All entries for Monday 22 August 2011
August 22, 2011
Writing about web page http://dx.doi.org/10.3998/3336451.0013.305
I've linked to this article: J. Beel and B Gipp, 'Academic Search Engine Spam and Google Scholar's Resilience Against it', Journal of Electronic Publishing, 13 (3), 2010
The article discusses possibilities for academic search engine optimisation, and what happens when this becomes spamming activity. It has a very neat description of how people go about spamming search engines, and it considers some of the ways that scholars can manipulate academic search engines.
If (like me) you aren't already aware of all these nefarious techniques, then the article will be an eye-opener! The researchers experimented on Google Scholar, using the following approaches:
- "When creating an article, an author might place invisible text in it. This way, the article later might appear more relevant for certain keyword searches than it actually is."
- "A researcher could modify his own or someone else’s article and upload it to the Web. Modifications could include the addition of additional references, keywords, or advertisements."
- "A manipulating researcher could create complete fake papers that cite his or her own articles, to increase rankings, reputation, and visibility."
I find it interesting that three of the sites they used in their manipulation were Mendeley, Academia.edu and ResearchGate. I've blogged about these sites and their ilk before and I've suggested to researchers that having details about their work on these sites would help them raise their profiles on the Web. The article says that only the papers uploaded to academia.edu were crawled and indexed by Google Scholar... which is kind of good news for the robustness of Google Scholar. And also an indication that for those searching for full text versions of articles on the web that they should go directly to the kinds of sites which might hold them (I do recommend Mendeley), and not only rely on search engines.
After reading this article, I want to know how to go about modifying a journal article after it has been published (including those not your own!), in order to add references. The authors didn't go into detail about how to do that, but you can imagine the havoc it would play with Google Scholar's citation scores if we were all doing it!
I note that the authors described the journal 'Epidemiology' as "a reputable journal by the publisher JSTOR". JSTOR is not a publisher, it is a content aggregator. 'Epidemiology' is published by Wolters Kluwer. It probably takes a librarian to know this, and I wonder whether it is relevant anyway. It could be a deliberate faux pas on the part of the authors, because it kind of illustrates their point that people don't know where content online is coming from! And the authors are right that a journal available on JSTOR is a reputable academic title.
The discussion section of the paper describes that it is a lot of effort to spam academic search engines, that the benefit is not immediate or measurable for academics, and that academics are unlikely to undertake such work because their reputation is so valuable and could be permanently damaged if a search engine were to ban all his/her articles once spamming activity was discovered. The authors raise the matter of whether a journal or conference might engage in search engine spamming: they don't mention academic institutions, but I believe that Universities could also have a motivation.
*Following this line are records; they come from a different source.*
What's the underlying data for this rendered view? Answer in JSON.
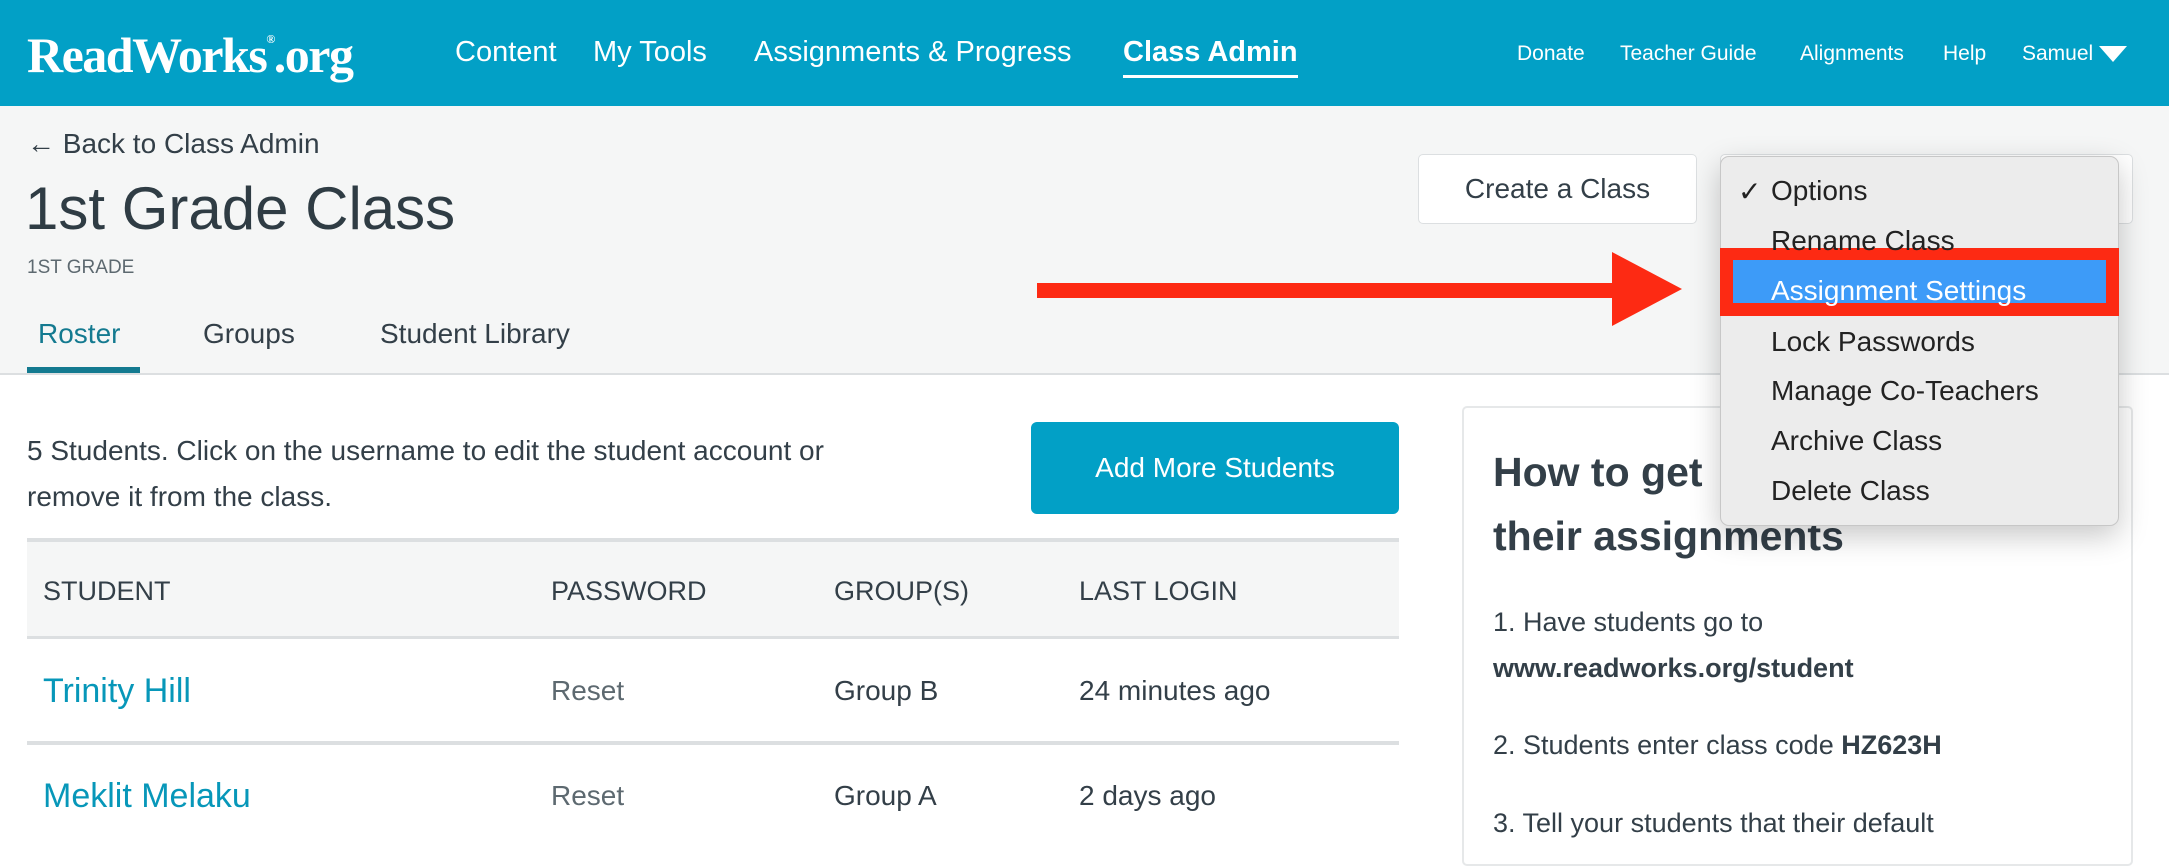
{
  "header": {
    "logo": "ReadWorks.org",
    "logo_main": "ReadWorks",
    "logo_reg": "®",
    "logo_tld": ".org",
    "nav": [
      "Content",
      "My Tools",
      "Assignments & Progress",
      "Class Admin"
    ],
    "right_nav": [
      "Donate",
      "Teacher Guide",
      "Alignments",
      "Help",
      "Samuel"
    ]
  },
  "page": {
    "back": "← Back to Class Admin",
    "title": "1st Grade Class",
    "grade": "1ST GRADE",
    "tabs": [
      "Roster",
      "Groups",
      "Student Library"
    ],
    "create_button": "Create a Class"
  },
  "roster": {
    "intro_line1": "5 Students. Click on the username to edit the student account or",
    "intro_line2": "remove it from the class.",
    "add_button": "Add More Students",
    "columns": [
      "STUDENT",
      "PASSWORD",
      "GROUP(S)",
      "LAST LOGIN"
    ],
    "rows": [
      {
        "student": "Trinity Hill",
        "password": "Reset",
        "group": "Group B",
        "last_login": "24 minutes ago"
      },
      {
        "student": "Meklit Melaku",
        "password": "Reset",
        "group": "Group A",
        "last_login": "2 days ago"
      }
    ]
  },
  "card": {
    "heading_line1": "How to get",
    "heading_line2": "their assignments",
    "step1": "1. Have students go to",
    "step1_url": "www.readworks.org/student",
    "step2": "2. Students enter class code ",
    "step2_code": "HZ623H",
    "step3": "3. Tell your students that their default"
  },
  "dropdown": {
    "check": "✓",
    "items": [
      "Options",
      "Rename Class",
      "Assignment Settings",
      "Lock Passwords",
      "Manage Co-Teachers",
      "Archive Class",
      "Delete Class"
    ],
    "highlighted": "Assignment Settings"
  },
  "colors": {
    "brand": "#02a0c6",
    "annotation": "#fd2a13",
    "highlight": "#3d9bf8"
  }
}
I do worry about where we draw the line between authors or journals raising their profile in legitimage ways, and where spamming begins. I have long advised authors to include key words in their article titles because of the way journal indexing tools work in ranking results, and this seems to me to make good sense from both a "discovery optimisation" point of view and from an academic accuracy perspective. I also believe that self-citation is a good idea, in that I think false modesty is pointless and potentially damaging, but authors ought to know whether their earlier work is relevant to their latest article or not, and how well such practice is accepted in their own field and therefore be able to self-cite with caution.
The big question about all such profile raising practices, for me, is how far should we go? This article doesn't give the answer, but it describes an awful lot more about what could be done. They also conclude by suggesting: "the academic community needs to decide what actions are appropriate and when academic search engine optimization ends and academic search engine spam begins."